Fille des photographes Jeanloup Sieff et Barbara Rix, cette jeune maman donne le sentiment de ne pas avoir froid aux yeux. « J'aime les défis. L'idée de cette série de nus masculins était d'ailleurs un sacré challenge », reconnaît-elle volontiers. Le titre de ce projet photographique, débuté en 2020, résume son esprit. Le « rendez-vous » en question est bien plus qu'une rencontre. C'est aussi et surtout un impératif. « En même temps que nous fixions une date pour nous voir, nous convenions, mes modèles et moi, du fait qu'ils devaient accepter de “rendre les armes” quand je les mettais en scène », sourit la quadragénaire.

Le corset d'Olivier, Marseille, 2020.
©  Sonia Sieff
Le corset d'Olivier, Marseille, 2020. © Sonia Sieff
Son objectif était d'essayer de saisir ce qui fait l'essence de la masculinité à l'heure où le mouvement #MeToo bouscule les modèles. « Ce qui m'intéressait, c'était de proposer une autre manière de montrer le corps de l'homme », résume Sonia Sieff. Le résultat est réussi. Ses portraits, où affleure ici et là une pointe d'humour, déjouent les stéréotypes qui entourent les représentations traditionnelles des codes masculins.

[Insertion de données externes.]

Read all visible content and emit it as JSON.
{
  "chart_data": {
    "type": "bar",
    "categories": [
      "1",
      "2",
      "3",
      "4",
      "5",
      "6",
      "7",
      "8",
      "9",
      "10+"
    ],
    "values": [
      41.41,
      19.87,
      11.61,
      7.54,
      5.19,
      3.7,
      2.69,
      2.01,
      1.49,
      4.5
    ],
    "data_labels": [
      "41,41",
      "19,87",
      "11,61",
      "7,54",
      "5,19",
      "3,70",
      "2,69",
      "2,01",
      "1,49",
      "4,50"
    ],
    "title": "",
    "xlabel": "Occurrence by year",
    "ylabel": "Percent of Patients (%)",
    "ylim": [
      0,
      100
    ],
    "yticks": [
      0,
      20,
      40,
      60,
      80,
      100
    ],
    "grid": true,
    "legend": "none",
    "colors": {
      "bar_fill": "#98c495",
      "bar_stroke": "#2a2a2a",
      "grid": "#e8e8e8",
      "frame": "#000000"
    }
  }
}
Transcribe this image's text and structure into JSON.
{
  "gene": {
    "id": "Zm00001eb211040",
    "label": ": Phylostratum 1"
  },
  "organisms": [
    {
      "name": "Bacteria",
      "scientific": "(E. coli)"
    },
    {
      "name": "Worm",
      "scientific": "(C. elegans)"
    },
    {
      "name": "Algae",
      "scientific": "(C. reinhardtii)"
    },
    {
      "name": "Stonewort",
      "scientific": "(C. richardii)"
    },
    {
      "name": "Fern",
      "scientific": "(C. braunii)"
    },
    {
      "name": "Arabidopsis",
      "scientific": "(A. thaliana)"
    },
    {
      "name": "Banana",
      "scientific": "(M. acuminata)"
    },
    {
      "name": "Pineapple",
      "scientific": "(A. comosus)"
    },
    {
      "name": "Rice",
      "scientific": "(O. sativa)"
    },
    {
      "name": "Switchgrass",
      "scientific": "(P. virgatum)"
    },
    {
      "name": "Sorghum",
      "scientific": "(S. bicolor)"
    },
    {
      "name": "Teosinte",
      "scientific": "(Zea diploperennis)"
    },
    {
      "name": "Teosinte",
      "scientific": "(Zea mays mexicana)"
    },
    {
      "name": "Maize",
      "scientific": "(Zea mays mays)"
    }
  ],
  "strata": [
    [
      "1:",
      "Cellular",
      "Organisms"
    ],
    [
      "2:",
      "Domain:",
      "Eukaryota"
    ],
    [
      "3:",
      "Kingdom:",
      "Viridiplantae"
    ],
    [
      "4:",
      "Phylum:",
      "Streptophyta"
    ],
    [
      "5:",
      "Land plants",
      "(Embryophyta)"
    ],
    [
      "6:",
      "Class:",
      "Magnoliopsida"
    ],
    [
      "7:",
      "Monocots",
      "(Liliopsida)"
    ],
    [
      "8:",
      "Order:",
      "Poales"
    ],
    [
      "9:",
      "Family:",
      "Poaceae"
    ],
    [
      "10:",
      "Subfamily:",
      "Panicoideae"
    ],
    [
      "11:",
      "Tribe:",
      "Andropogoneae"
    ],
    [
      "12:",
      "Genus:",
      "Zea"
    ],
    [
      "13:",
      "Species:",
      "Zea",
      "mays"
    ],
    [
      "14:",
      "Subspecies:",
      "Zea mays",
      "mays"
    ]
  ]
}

Réfexions sur la masculinité

Les corps ne répondent ainsi pas tous aux canons esthétiques hérités de la statuaire antique. Tant s'en faut. Le seul point commun que ces photos entretiennent avec la sculpture gréco-latine tient au fait que, débarrassés de leurs vêtements, ces hommes voient leur portrait accéder à une forme d'intemporalité. « Il est difficile de dater une photo de nu alors que la mode, par définition éphémère, leste les clichés du poids d'une époque », justifie Sonia Sieff.

Chaque séance de pose s'est déroulée de la même manière. « Je demandais à mes modèles de se mettre nus immédiatement puis nous discutions pour faire connaissance car la plupart des hommes que je photographiais m'étaient inconnus. Si nous avions commencé par parler, il aurait été plus difficile de les déshabiller ensuite », dit-elle. Les prises de vues ont été adaptées pour restituer au plus près ce que la photographe avait perçu de la personnalité de ses interlocuteurs.

Le prince Charles, Paris, 2022.
©  Sonia Sieff
Le prince Charles, Paris, 2022. © Sonia Sieff
D'Ibiza à Kiev, de Belgrade à Addis-Abeba en passant par Biarritz, Copenhague, Paris et Marseille, Sonia Sieff a sillonné l'Europe pour réunir cette vaste galerie de portraits. C'est plus leurs points communs que leurs différences qui lui ont sauté au visage, d'un continent à l'autre. « Les garçons se ressemblent en ce sens qu'ils ne savent pas trop poser. Alors que les femmes adoptent naturellement des postures attendues. C'est comme si elles savaient sous quel jour se montrer. Au contraire, les hommes sont beaucoup plus malhabiles dans ce domaine », indique-t-elle.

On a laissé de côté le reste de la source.